Text-to-image (T2I) models face significant safety risks from adversarial induction, yet current concept erasure methods often cause collateral damage to benign attributes when suppressing selected neurons entirely. This occurs because sensitive and benign semantics exhibit non-orthogonal superposition, sharing activation subspaces where their respective vectors are inherently entangled. To address this issue, we propose OrthoEraser, which leverages sparse autoencoders (SAE) to achieve high-resolution feature disentanglement and subsequently redefines erasure as an analytical orthogonalization projection that preserves the benign manifold's invariance. OrthoEraser first employs SAE to decompose dense activations and segregate sensitive neurons. It then uses coupled neuron detection to identify non-sensitive features vulnerable to intervention. The key novelty lies in an analytical gradient orthogonalization strategy that projects erasure vectors onto the null space of the coupled neurons.
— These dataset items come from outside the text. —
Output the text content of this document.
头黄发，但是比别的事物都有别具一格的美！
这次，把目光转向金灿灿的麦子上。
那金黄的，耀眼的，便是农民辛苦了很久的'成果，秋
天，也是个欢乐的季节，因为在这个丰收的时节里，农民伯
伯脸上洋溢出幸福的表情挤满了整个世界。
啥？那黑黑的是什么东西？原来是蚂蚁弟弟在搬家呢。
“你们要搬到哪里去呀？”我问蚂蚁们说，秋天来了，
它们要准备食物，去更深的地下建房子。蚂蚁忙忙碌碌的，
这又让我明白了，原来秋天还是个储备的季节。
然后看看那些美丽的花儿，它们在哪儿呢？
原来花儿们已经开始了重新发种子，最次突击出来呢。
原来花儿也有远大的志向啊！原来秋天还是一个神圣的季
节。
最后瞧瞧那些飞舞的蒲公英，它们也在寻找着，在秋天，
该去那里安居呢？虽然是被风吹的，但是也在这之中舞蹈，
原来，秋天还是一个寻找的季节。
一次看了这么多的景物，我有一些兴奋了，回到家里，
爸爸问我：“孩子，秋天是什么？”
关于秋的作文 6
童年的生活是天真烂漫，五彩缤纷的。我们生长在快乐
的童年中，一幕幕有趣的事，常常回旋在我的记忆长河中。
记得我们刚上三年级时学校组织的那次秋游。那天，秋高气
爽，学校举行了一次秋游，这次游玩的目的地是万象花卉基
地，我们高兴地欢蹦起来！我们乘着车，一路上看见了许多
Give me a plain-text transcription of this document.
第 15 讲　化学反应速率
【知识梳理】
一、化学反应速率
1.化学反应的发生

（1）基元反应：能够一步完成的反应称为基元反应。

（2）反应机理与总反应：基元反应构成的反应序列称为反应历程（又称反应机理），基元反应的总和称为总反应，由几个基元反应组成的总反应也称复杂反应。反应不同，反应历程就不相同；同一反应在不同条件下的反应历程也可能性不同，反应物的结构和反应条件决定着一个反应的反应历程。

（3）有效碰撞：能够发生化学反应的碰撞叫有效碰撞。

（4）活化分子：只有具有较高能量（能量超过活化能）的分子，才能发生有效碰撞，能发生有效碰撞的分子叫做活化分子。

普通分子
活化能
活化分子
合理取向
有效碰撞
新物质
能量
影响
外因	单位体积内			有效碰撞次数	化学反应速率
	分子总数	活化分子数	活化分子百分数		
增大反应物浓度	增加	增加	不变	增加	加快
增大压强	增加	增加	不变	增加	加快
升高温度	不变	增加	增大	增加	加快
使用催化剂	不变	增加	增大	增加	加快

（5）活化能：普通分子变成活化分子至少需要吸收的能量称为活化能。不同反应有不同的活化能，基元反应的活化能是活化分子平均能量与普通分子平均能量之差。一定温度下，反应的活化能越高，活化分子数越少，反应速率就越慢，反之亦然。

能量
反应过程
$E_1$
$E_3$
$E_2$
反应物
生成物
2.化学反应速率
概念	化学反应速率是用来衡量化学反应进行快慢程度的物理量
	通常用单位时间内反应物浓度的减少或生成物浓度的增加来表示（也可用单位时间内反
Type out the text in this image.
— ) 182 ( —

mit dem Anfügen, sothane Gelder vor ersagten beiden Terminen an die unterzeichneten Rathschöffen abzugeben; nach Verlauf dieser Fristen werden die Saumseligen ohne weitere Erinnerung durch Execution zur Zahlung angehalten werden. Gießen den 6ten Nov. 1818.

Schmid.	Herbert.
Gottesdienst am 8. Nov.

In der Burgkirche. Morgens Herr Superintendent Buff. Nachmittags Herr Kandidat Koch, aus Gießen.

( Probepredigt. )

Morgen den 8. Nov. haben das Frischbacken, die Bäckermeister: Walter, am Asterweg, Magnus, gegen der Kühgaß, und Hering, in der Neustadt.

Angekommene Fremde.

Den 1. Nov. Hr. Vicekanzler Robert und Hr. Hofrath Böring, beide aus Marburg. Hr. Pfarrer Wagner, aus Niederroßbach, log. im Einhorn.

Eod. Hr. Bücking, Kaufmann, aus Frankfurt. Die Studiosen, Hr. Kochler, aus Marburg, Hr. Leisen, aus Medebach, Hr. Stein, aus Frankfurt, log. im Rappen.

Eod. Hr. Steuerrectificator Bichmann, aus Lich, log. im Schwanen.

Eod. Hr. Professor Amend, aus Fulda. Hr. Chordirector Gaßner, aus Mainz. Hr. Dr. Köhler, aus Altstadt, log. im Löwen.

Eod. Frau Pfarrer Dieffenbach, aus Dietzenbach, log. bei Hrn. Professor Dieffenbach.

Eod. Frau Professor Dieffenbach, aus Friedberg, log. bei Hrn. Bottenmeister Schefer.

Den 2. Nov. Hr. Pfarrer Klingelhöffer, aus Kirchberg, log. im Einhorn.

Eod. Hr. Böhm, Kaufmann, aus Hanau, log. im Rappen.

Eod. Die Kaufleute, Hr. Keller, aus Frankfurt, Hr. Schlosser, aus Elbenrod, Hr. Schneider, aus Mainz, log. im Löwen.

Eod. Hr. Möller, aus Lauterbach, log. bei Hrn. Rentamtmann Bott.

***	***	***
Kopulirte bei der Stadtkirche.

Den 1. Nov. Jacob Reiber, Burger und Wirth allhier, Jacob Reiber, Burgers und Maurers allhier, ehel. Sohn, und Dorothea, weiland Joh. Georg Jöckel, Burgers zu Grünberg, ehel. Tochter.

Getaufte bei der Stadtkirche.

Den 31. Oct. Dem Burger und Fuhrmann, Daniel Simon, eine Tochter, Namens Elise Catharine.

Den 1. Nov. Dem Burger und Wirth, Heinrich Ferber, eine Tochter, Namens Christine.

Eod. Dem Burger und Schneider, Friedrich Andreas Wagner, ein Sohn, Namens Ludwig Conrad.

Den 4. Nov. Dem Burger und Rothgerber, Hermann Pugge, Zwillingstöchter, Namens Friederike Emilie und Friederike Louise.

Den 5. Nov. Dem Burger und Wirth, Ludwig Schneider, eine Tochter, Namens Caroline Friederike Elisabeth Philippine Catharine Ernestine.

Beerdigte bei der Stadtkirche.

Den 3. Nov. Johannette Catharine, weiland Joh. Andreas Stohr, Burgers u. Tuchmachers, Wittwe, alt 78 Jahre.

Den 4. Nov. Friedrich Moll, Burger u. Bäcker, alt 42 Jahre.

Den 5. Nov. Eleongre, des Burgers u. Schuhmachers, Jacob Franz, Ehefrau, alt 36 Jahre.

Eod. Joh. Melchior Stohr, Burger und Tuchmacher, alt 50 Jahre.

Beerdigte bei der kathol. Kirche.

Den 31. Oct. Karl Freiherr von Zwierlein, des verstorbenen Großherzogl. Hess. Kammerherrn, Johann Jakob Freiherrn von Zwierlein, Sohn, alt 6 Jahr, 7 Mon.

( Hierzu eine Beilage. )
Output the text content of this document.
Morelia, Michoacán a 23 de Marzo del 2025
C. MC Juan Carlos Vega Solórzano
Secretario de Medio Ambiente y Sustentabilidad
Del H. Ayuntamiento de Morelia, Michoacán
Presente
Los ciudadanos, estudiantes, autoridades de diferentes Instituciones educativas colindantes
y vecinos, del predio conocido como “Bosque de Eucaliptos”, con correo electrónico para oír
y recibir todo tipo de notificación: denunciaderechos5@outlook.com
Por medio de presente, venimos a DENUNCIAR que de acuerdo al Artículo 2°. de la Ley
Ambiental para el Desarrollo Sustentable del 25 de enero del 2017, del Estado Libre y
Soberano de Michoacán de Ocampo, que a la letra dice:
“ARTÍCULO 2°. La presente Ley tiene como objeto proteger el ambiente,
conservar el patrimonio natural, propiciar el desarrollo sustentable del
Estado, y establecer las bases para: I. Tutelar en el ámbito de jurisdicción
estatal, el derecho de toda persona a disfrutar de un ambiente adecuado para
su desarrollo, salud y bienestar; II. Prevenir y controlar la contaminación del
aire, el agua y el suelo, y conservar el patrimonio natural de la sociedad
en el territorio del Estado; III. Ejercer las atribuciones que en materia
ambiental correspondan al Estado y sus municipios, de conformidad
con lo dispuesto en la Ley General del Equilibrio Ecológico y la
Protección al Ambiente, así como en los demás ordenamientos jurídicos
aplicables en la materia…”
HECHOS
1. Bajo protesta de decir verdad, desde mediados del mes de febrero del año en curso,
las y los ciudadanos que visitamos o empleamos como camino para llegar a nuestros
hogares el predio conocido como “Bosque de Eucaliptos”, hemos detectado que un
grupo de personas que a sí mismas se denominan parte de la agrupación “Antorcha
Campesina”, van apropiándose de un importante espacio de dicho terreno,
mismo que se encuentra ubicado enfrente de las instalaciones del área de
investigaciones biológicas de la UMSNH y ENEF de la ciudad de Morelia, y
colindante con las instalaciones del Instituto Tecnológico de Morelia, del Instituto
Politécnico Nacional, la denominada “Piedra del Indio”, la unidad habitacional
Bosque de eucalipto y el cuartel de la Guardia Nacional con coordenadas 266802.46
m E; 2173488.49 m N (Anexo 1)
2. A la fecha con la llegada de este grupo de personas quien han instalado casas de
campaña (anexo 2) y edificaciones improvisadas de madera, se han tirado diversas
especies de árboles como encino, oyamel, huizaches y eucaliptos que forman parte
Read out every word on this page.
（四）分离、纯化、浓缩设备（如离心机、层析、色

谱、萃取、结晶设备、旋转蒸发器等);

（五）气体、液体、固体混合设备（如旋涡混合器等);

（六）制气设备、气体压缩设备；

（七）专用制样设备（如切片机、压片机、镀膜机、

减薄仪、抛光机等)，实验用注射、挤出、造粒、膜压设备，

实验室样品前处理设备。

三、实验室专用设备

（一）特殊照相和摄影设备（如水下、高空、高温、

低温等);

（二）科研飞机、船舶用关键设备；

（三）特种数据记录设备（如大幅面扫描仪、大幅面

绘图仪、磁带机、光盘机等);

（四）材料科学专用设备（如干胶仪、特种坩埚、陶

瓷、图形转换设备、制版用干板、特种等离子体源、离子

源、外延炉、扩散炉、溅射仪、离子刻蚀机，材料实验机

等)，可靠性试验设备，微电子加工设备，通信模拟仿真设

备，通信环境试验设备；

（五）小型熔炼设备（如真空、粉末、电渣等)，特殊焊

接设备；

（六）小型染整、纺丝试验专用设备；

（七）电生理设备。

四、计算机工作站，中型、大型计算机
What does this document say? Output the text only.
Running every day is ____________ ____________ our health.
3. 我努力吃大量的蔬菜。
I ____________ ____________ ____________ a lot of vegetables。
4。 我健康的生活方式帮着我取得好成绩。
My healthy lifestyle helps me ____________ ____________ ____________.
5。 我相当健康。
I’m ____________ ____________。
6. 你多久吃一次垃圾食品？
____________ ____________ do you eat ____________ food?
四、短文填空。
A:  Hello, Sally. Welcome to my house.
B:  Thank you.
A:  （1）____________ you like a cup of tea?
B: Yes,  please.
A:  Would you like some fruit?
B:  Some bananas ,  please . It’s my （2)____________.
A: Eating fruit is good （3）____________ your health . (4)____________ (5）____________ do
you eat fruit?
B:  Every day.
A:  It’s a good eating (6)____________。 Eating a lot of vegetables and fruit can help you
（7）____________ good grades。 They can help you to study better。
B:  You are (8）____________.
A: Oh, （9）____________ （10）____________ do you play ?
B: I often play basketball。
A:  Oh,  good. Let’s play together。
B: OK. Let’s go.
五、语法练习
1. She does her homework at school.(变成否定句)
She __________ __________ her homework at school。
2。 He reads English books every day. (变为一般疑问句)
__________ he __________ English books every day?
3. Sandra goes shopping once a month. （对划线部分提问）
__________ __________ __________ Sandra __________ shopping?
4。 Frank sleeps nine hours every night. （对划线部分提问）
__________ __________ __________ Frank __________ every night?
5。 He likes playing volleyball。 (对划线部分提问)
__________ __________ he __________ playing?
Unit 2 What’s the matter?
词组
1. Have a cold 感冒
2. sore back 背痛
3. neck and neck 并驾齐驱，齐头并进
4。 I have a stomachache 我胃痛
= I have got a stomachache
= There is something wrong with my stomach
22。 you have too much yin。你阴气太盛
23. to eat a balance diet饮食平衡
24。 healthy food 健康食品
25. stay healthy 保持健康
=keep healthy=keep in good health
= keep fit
This orthogonally decouples the sensitive concepts from the identified critical benign subspace, effectively preserving non-sensitive semantics. Experimental results on safety demonstrate that OrthoEraser achieves high erasure precision, effectively removing harmful content while preserving the integrity of the generative manifold, and significantly outperforming SOTA baselines. This paper contains results of unsafe models.